On a side note, I have tried altering the kernel to provide it with outSize, ratio, inDataW and outDataW directly, in order to save some calculation time on the kernel, however when i did that i found that the kernel was approximately 1ms slower than the original one… I am baffled on this one and cannot explain why it happens…

Any suggestions and points will be greatly appreciated,

thank you for your time,


Well, why not use textures when you’re just doing image processing? Textures are optimized for this kind of access patterns. For image subsampling, OpenGL fixed pipeline would do just fine.
If there’s a reason not using array textures, you could replace the /outDataW with a float mad and a float-int cast. I suspect your kernel is spending too much time doing integer division. Using a linear memory texture for reading would also help.

I calculate that out to be ~2GB/s of data transferred, which is slow.
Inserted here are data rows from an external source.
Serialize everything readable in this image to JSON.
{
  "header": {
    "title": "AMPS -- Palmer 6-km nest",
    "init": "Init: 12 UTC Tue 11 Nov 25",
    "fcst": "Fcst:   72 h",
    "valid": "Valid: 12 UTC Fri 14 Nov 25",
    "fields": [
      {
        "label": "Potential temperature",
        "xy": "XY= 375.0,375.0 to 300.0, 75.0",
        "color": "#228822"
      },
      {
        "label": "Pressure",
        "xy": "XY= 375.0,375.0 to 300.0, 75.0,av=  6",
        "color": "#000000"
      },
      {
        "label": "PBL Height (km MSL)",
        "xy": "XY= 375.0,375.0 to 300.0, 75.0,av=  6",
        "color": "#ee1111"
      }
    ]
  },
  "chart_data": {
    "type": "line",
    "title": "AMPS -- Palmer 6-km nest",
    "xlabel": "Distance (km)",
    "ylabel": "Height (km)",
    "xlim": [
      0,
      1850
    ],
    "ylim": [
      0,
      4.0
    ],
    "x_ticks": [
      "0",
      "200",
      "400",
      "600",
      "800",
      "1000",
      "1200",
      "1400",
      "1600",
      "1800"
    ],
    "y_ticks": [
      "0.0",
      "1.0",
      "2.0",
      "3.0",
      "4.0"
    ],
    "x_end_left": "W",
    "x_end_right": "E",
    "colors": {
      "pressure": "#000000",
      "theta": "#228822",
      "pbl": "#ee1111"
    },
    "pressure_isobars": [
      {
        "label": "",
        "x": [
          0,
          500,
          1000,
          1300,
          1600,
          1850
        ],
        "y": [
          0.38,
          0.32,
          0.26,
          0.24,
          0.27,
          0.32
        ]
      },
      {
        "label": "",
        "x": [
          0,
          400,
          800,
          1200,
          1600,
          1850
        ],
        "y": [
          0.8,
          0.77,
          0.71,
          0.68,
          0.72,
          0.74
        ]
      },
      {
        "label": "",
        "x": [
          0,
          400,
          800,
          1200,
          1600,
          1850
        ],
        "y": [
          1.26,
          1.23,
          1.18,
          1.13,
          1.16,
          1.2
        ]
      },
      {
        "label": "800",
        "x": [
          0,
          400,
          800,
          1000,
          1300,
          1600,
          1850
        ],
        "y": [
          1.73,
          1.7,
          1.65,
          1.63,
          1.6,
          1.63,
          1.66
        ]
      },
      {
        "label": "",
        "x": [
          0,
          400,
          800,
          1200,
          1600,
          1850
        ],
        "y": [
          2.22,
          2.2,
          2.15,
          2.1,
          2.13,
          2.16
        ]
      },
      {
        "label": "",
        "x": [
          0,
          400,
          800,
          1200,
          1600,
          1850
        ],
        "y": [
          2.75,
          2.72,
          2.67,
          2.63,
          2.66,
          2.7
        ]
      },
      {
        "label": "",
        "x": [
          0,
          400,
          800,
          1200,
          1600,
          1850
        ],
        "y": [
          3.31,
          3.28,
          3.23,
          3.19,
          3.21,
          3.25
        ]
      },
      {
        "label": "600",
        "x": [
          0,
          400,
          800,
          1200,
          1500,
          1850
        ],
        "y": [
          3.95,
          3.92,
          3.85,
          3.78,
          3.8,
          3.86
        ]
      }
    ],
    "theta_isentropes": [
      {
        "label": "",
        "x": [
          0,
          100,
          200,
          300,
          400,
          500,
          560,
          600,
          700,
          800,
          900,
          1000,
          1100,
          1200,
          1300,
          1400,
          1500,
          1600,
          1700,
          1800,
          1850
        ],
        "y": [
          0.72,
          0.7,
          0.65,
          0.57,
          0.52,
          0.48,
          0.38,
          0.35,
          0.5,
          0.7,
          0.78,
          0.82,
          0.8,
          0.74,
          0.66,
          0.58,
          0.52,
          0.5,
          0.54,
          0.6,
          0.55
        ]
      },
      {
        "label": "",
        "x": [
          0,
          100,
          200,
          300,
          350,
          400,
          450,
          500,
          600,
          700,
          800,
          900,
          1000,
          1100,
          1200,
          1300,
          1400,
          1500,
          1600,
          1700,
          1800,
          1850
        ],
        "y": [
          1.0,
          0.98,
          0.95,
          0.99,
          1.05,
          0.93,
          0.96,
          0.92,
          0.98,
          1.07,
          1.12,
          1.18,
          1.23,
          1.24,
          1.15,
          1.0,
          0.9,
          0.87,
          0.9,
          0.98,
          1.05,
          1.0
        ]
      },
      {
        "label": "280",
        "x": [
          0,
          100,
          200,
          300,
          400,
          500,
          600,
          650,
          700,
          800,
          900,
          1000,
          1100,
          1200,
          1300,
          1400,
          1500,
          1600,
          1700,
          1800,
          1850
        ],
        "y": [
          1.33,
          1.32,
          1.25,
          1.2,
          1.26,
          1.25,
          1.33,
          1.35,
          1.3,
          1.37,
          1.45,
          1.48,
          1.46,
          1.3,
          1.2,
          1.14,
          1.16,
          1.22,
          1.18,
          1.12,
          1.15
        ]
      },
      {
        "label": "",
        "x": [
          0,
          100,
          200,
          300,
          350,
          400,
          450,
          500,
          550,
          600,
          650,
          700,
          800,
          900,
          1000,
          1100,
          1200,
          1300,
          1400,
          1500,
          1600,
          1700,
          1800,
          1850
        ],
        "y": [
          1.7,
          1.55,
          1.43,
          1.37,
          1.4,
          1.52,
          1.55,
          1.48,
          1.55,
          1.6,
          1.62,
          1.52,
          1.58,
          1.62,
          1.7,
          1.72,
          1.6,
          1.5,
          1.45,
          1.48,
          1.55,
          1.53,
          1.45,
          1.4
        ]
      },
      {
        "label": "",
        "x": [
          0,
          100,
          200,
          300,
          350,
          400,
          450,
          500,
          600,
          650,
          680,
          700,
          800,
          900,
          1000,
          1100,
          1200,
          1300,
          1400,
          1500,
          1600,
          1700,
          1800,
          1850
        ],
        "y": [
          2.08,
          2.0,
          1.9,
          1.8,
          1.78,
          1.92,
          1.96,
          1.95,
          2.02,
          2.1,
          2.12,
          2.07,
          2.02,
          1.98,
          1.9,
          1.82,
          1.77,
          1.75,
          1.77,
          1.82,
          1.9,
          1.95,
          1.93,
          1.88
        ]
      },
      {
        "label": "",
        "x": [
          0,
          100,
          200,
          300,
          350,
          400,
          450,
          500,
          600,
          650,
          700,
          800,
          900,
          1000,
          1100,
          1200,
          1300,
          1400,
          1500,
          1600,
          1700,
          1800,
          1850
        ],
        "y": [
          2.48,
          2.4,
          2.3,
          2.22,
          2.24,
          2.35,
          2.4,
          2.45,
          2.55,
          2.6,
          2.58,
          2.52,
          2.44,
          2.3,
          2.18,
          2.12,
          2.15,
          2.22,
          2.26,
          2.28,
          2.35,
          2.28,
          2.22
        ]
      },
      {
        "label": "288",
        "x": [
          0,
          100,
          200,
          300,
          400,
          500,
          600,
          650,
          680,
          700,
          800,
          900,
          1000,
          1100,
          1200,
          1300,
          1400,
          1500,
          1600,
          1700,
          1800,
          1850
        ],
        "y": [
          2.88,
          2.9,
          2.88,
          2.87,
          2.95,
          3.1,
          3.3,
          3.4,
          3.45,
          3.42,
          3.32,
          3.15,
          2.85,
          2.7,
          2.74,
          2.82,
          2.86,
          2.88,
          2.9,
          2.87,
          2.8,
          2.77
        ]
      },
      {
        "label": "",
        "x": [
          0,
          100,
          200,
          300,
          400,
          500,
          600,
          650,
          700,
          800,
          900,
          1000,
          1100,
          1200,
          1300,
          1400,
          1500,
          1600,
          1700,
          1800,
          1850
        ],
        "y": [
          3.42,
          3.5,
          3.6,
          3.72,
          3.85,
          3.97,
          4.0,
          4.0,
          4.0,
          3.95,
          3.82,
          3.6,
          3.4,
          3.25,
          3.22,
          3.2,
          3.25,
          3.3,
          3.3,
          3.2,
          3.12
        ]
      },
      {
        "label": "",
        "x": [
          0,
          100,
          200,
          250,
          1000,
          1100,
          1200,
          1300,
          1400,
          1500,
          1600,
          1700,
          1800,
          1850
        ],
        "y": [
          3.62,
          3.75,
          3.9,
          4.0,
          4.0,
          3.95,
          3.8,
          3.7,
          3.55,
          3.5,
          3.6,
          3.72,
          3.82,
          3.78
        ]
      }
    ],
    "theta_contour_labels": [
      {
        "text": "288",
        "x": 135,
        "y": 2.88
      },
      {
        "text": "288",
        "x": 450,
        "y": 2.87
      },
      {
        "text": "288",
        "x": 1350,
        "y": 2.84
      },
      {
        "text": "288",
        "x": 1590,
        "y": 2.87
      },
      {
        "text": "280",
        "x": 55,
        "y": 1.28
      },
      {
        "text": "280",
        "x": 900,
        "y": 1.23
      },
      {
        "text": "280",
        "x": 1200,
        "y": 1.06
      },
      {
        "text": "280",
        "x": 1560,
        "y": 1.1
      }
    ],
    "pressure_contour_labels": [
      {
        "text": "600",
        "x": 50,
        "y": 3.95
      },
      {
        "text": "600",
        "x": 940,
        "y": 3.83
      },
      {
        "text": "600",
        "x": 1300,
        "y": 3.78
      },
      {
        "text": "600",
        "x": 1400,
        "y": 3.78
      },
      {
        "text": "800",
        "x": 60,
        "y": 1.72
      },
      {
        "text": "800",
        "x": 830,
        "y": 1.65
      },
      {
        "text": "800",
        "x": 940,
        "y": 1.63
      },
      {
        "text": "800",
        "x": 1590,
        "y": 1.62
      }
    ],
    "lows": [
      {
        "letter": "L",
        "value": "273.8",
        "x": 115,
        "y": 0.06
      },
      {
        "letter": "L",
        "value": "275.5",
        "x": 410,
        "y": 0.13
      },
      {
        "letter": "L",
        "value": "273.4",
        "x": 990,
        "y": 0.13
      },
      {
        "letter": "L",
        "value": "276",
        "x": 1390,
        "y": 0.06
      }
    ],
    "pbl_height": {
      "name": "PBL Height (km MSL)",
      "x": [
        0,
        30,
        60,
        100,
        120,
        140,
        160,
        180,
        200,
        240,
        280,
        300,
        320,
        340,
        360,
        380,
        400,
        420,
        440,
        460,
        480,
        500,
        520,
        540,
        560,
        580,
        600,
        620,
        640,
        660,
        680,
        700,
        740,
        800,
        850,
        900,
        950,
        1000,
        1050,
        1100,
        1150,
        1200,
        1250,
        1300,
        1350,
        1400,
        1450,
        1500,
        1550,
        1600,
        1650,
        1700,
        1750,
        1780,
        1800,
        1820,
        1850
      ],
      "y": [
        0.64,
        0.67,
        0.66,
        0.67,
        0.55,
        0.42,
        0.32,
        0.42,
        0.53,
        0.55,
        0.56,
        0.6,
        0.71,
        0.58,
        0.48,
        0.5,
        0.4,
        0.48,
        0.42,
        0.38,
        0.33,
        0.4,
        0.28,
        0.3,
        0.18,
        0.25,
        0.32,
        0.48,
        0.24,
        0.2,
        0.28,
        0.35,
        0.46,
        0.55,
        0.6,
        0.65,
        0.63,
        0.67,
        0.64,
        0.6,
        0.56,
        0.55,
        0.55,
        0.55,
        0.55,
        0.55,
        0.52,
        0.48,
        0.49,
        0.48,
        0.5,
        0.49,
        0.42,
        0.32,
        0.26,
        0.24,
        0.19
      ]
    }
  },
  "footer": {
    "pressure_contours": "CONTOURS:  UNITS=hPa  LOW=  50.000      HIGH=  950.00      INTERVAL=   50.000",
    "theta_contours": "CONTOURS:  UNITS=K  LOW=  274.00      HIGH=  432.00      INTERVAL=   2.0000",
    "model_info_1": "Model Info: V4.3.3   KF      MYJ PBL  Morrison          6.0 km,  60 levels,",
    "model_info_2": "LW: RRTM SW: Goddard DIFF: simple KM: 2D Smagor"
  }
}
I didn’t see which device you are running on, but an 8800 GTX is capable of 70GB/s transfer rates. The reason for your slowdown is that your memory reads are not fully coalesced (see the programming guide for details).

Options to increase performance: 1) Use textures for the read

  1. Use shared memory in a creative way to get fully coalesced reads.

Of the two options, I would guess that 1) is the better choice. It’s simpler to code and will give equal or better performance to option 2.